Секция плавания для пьющих в одиночестве - Саша Карин
Шрифт:
Интервал:
Закладка:
Конечно, на улице его никто не преследовал и не поджидал: улица была пуста. Но Мара так переволновался, что до самого дома шел как-то крадучись, вжав голову в плечи. Из-за своей самовлюбленности даже в ущерб себе он не мог бы подумать, что был миру безразличен: и кассирше в продуктовом, и мужчине в очереди, да и вообще всем вокруг.
Ночью Мара специально лег пораньше, но проворочался до трех часов, переживая, как все завтра пройдет. «Что мы будем делать? Что я ей скажу, когда наконец увижу? На хрена я вообще все это затеял?»
Ночь, а точнее, ее мрачная кульминация (приблизительно с часа до трех) – время сомнений и вопросов без ответов. Несколько раз он переворачивал подушку и крутился под одеялом, словно пытаясь вытряхнуть из себя ненужные мысли. Когда Мара наконец заснул, ему снились кошмары.
Утром он проспал будильник и выскочил из дома не причесавшись, чуть не оставив на придверной табуретке ключи.

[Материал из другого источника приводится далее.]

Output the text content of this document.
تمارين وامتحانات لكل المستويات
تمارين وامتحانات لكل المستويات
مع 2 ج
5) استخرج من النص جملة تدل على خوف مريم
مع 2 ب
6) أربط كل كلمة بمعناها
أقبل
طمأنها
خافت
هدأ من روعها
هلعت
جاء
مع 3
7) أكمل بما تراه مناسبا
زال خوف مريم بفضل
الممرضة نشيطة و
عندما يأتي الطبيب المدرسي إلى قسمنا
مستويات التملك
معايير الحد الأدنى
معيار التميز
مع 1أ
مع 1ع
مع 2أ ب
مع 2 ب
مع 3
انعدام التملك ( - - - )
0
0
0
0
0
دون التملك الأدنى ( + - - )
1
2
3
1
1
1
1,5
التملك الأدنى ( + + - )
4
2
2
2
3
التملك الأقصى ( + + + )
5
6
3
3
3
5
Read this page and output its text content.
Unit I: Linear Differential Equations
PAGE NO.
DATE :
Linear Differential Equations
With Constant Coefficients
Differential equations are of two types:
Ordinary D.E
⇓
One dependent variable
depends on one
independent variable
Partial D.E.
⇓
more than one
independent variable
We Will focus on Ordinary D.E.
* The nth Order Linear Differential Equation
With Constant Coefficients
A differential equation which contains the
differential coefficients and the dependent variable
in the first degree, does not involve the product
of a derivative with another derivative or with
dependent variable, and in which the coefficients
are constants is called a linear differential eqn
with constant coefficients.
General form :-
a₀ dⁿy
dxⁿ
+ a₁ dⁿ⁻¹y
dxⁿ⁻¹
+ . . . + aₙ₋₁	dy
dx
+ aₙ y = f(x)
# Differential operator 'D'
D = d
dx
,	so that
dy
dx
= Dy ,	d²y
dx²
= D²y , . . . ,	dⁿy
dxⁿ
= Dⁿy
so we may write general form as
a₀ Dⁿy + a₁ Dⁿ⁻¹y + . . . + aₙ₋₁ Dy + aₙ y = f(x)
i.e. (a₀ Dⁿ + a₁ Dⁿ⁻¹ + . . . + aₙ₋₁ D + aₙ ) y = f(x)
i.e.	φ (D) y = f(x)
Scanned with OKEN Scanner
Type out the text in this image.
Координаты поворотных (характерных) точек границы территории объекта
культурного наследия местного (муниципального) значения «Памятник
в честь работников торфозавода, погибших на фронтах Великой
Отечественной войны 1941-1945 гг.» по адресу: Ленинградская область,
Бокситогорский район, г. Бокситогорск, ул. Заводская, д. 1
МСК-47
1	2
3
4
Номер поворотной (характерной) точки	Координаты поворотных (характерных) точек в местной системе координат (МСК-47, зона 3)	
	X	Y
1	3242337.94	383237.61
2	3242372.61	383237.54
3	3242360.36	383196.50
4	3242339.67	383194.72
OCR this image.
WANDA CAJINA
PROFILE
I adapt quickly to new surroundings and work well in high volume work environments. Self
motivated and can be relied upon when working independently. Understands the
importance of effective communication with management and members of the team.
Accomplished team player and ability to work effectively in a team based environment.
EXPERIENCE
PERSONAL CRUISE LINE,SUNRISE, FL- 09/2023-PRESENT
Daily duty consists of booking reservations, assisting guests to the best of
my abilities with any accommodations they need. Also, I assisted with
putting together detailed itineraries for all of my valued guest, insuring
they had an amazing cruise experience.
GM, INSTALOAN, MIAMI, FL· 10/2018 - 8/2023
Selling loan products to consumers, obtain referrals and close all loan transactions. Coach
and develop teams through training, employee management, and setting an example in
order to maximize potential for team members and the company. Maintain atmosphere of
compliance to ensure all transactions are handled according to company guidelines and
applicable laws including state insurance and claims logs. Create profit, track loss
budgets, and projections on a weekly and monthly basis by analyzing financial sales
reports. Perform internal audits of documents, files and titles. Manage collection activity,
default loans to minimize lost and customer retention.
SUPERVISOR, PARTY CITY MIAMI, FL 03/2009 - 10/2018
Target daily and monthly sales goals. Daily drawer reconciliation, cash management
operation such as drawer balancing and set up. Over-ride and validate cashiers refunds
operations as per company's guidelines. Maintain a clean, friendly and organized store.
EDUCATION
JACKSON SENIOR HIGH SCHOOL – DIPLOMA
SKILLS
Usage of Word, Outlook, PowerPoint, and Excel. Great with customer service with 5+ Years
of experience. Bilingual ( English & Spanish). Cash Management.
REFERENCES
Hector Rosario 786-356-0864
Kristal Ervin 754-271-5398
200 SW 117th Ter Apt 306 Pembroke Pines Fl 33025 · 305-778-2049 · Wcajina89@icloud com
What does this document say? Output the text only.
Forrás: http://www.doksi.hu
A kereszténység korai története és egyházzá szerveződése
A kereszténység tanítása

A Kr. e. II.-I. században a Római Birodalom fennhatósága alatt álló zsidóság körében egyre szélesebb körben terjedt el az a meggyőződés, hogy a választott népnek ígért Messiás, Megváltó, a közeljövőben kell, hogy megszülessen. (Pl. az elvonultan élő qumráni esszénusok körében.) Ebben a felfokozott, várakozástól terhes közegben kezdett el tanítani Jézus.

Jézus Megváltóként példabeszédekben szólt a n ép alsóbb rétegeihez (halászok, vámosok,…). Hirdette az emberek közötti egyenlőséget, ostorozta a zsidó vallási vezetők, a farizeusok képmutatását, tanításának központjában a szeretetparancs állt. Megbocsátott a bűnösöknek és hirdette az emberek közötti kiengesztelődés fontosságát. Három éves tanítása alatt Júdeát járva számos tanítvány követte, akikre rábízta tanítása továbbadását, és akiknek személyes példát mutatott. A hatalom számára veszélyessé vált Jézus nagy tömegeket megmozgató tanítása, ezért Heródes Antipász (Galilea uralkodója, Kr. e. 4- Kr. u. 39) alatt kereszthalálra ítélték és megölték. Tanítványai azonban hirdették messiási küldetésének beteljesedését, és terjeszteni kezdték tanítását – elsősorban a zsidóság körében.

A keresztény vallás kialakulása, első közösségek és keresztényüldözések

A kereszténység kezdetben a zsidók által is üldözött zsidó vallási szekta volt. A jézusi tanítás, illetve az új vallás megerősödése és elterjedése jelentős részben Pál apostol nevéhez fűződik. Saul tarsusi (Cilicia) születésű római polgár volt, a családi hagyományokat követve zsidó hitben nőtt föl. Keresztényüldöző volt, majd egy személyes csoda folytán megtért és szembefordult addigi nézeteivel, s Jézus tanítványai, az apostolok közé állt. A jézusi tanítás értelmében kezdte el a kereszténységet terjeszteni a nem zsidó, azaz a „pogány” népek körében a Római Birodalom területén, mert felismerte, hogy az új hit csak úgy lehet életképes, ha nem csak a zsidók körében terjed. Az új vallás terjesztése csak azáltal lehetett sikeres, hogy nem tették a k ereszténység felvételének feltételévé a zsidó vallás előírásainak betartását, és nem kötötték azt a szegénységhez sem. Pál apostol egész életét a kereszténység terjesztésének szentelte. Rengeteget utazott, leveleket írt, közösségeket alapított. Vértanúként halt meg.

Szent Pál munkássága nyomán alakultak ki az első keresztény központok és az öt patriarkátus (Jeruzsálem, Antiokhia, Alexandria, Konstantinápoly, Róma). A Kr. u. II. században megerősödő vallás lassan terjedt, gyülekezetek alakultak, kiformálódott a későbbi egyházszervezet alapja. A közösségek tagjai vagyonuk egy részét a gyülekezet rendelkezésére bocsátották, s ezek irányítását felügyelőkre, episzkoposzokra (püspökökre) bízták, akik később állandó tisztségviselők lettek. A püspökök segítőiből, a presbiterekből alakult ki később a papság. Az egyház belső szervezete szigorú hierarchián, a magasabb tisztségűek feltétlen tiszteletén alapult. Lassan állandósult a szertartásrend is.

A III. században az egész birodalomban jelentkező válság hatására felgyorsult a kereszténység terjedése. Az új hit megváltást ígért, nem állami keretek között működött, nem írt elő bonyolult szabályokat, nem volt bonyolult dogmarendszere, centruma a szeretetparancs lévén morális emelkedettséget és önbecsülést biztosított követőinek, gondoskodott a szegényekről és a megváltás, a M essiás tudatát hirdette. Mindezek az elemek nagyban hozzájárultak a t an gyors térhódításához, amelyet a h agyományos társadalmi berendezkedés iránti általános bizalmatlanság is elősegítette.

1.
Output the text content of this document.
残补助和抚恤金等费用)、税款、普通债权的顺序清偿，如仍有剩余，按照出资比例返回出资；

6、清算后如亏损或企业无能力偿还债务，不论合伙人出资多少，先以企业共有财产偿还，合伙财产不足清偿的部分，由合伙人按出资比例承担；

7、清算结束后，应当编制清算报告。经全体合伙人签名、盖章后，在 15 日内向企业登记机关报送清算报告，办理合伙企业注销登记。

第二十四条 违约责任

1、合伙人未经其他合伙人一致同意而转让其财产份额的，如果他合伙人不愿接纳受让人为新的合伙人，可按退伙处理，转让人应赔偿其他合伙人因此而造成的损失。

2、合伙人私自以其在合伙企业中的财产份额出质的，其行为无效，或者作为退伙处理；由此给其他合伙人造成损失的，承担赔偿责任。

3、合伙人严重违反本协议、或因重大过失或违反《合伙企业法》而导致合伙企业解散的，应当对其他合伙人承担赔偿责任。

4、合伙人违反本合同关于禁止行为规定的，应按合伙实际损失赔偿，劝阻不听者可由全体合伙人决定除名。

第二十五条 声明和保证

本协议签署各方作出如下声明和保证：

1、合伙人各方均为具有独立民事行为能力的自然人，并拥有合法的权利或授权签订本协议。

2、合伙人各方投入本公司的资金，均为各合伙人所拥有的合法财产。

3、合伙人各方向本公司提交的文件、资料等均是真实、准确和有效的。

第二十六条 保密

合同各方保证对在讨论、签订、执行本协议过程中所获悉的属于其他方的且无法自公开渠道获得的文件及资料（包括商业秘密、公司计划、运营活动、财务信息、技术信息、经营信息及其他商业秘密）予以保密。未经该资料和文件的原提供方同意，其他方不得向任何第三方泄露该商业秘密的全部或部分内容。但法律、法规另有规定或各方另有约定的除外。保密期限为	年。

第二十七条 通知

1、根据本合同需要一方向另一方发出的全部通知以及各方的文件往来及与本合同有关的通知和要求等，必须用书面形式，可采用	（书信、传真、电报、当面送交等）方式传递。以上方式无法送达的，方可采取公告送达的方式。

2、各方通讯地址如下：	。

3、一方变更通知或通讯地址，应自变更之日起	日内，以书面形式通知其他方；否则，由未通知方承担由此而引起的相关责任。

На Ярославском вокзале он забежал в последний вагон электрички, и за ним тут же захлопнулись двери. Поезд тронулся с места. В тамбуре вполне ожидаемо воняло «ягой» и бомжами. Мара дернул тяжелую дверь и прошел из тамбура в вагон. Людей туда набилось множество, пахло сыростью и потом. Старухи сжимали клетчатые сумки, выглядывая угрюмо из-под своих платков, а мужчины с портфелями и женщины – все в серых и неприглядных одеждах – стояли в проходе. Мара приткнулся в угол у стоп-крана, снял рюкзак и взял его в руки. Перед собой он видел множество безликих существ, куда-то зачем-то едущих в этот ранний час, когда за окном было так грустно и серо. Только-только поднималось солнце, а над платформой завис еще едкий осенний туман. Тут Маре подумалось, что никто из окружавших его людей не был счастлив в эту минуту. Внезапно он сделал это простое открытие: вокруг все тоже несчастны, они тоже не видят ни в чем смысла, и каждый из них тоже, как и он сам, хочет всего лишь остаться незаметным и тихо прожить свою жизнь. Все они пассажиры, которых поезд уносит в неясную даль.
Мара посмотрел в окно и увидел свое темное отражение: свои взлохмаченные на затылке волосы и лопнувший в глазу сосуд. Ему было неожиданно хорошо: он ничем не выделялся из толпы других пассажиров, он был одинок и тоже не хотел, чтобы его трогали.
Постепенно толпа редела. Люди выходили на маленьких станциях группами, а заходили только поодиночке. Когда поезд выехал из Москвы, в вагоне осталась только какая-то дюжина стариков. Мара занял освободившееся место у окна и стал смотреть на проносившиеся мимо прикрытые снегом поля, неосознанно отсчитывая хмурые деревянные столбы. В городе этот нерешительный снег обречен сойти, но здесь, в безлюдных низинах, есть вероятность, что он пролежит уже до весны. Мару убаюкивали неспешный стук колес и кажущееся движение провисавшей между столбами волнистой линии черных проводов. Погружаясь в дремоту, он думал о том, как велико развернувшееся перед ним пространство и как естественно и объяснимо его одиночество.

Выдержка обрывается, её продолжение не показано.